I grabbed Dorian, engaged my flight engine, and carried him up to the highest gondola. Eisen hesitated only a moment before following.
We were more than eight hundred meters above the ground.
From here, the land unfolded into distance. I could see a broad depression threading between low hills, and within it the faint shapes of wrecked boats.
“That used to be a river,” Eisen said quietly. “The longest in Prilan. The longest on this planet. The New Amazon River. I traveled it once with the Osmon family.”
“It feels… good up here,” Dorian said. “It must have been even better back then.”
Eisen didn’t answer immediately.
Then, softly: “Yes.”
I tracked the riverbed toward the horizon and saw something else—geometry too regular to be natural.
“A city,” I said. “A big one.”
“That’s the Plando capital,” Eisen replied. “St. Nite City.”
—
Not long after, Julian contacted me.
Mid-sentence, Julian dropped offline. Its icon on my interface was replaced by a sunflower.
Janiel.
“Hi, Wyatt,” she said. “I’m glad I can talk to you directly.”

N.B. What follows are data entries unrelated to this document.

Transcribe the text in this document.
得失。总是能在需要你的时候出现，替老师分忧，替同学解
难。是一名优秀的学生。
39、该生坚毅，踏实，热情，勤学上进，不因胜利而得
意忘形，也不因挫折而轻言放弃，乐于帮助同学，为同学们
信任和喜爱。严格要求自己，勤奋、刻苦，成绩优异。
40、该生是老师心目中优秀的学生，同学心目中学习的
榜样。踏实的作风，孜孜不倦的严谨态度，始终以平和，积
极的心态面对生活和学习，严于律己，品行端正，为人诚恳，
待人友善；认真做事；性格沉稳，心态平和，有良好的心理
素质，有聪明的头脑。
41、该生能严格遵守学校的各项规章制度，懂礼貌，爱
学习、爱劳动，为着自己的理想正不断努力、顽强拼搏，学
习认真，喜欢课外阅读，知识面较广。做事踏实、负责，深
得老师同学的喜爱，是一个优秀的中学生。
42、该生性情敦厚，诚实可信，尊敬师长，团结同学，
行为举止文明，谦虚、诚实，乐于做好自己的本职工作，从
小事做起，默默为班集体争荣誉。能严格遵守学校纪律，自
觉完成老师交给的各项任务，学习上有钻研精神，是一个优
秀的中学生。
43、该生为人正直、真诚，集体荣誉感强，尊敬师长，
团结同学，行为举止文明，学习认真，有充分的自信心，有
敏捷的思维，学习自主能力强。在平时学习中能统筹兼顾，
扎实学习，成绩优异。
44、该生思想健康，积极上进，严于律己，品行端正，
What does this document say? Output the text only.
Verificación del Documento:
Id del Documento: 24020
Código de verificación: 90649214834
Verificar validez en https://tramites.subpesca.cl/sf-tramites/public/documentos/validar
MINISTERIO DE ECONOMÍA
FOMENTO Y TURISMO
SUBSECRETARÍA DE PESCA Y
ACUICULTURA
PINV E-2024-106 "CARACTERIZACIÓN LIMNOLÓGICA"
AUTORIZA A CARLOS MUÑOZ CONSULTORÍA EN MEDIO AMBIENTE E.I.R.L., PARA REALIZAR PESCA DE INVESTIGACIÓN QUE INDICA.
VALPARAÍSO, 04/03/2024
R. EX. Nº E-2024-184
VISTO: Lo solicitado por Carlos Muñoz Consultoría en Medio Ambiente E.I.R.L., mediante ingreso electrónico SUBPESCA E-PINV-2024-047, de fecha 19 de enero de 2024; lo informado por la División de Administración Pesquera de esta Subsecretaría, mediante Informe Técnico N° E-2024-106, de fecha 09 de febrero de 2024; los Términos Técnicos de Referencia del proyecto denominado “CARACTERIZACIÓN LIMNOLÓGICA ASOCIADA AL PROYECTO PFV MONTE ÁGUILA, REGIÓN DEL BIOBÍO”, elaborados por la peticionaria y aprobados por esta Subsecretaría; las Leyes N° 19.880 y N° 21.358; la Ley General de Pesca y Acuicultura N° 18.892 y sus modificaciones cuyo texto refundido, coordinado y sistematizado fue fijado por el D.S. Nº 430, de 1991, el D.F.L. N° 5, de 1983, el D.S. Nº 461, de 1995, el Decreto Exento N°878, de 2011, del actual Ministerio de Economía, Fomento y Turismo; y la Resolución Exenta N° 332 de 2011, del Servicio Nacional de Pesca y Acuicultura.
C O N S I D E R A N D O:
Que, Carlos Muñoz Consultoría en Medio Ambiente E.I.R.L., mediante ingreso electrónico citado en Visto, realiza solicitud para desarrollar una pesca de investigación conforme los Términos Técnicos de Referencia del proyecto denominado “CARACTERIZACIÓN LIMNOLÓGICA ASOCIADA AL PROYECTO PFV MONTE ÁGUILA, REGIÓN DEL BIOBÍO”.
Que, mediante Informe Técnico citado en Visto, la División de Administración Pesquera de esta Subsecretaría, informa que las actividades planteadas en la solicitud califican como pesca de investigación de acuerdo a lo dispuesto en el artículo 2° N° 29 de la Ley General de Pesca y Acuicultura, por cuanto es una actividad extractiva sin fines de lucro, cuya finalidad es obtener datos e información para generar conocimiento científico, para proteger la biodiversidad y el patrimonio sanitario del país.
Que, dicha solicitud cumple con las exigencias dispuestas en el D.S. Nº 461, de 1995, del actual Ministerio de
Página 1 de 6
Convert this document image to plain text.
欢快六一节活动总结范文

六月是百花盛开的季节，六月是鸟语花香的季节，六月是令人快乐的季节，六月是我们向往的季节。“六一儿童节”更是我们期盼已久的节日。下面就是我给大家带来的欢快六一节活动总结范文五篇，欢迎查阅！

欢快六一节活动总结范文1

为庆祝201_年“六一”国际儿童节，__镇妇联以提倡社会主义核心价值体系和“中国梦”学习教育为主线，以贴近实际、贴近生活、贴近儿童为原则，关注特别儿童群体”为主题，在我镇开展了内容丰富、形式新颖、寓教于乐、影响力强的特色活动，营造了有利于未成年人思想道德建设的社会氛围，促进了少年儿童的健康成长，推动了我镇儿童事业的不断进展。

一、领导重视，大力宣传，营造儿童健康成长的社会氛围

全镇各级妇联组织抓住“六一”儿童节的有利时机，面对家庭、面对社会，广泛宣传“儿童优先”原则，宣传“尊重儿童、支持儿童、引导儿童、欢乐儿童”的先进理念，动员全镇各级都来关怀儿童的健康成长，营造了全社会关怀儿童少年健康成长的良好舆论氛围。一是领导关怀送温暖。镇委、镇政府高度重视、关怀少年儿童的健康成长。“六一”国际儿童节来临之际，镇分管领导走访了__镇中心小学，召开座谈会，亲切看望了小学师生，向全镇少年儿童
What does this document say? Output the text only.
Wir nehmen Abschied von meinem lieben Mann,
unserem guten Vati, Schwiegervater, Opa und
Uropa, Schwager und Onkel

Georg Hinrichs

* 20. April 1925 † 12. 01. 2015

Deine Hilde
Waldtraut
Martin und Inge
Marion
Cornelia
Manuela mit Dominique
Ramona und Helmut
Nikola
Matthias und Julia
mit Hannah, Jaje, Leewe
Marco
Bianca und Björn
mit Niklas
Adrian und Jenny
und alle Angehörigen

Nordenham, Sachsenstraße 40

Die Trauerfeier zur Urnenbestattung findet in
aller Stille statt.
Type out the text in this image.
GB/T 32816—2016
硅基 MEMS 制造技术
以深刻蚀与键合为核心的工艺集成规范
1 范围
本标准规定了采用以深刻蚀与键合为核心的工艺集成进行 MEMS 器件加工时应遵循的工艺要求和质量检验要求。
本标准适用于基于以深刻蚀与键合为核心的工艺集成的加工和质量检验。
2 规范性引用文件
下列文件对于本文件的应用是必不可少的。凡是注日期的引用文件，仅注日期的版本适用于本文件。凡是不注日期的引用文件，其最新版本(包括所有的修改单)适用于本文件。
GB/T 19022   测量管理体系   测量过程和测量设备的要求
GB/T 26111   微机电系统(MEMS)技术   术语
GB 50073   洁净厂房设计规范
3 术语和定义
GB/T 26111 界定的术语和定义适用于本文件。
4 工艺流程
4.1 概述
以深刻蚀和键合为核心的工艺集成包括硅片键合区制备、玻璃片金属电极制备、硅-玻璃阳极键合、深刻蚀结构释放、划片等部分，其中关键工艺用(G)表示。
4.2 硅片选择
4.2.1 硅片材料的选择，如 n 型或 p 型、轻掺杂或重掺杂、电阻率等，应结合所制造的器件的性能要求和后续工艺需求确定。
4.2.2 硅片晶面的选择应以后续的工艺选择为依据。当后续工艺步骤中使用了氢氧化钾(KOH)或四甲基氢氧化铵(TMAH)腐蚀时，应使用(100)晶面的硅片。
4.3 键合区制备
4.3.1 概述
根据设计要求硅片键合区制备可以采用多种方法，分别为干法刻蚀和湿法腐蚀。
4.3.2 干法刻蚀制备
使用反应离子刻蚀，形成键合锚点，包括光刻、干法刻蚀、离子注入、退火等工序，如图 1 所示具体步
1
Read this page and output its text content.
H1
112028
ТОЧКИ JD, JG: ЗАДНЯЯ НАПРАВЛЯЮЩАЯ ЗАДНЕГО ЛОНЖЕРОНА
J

“So am I,” I replied. “Julian said our connection will improve as we get closer. We should be able to speak more often.”
“That’s good,” Janiel said quickly. “Are you all right? Is the trip going smoothly?”
“Mostly,” I said. “But Julian mentioned you had problems.”
“Yes.” Her voice tightened. “I installed a few cameras on nearby hills, like Julian suggested. I didn’t think it would matter, but two days ago… I actually caught someone.”
“Who?”
“Bio-humans, I think. They were wearing armor. The camera was far away—I can’t see details. I’m sending the file now.”
A transfer indicator crawled across my vision.
“Before this, Phantom Forge’s people never came here,” Janiel said. “Are they looking for the Sunflower? How long until you reach me?”
“About a month,” I said. “I’ll try to shorten it.”
“Please do,” she whispered. “I’m… I’m scared.”
Two minutes later, the transmission finished.
The image showed ridged mountains. At first glance it was empty.
Then I saw the dark specks in a valley.
I zoomed.
Six figures. A squad.
Even through the blur, I could make out the lead unit lifting its helmet, turning toward the camera’s position as if it could sense being watched.
I zoomed again.
The face that filled my display was a CBG’s—one of Phantom Forge’s.
And my disgust returned so fast it felt like a physical reflex.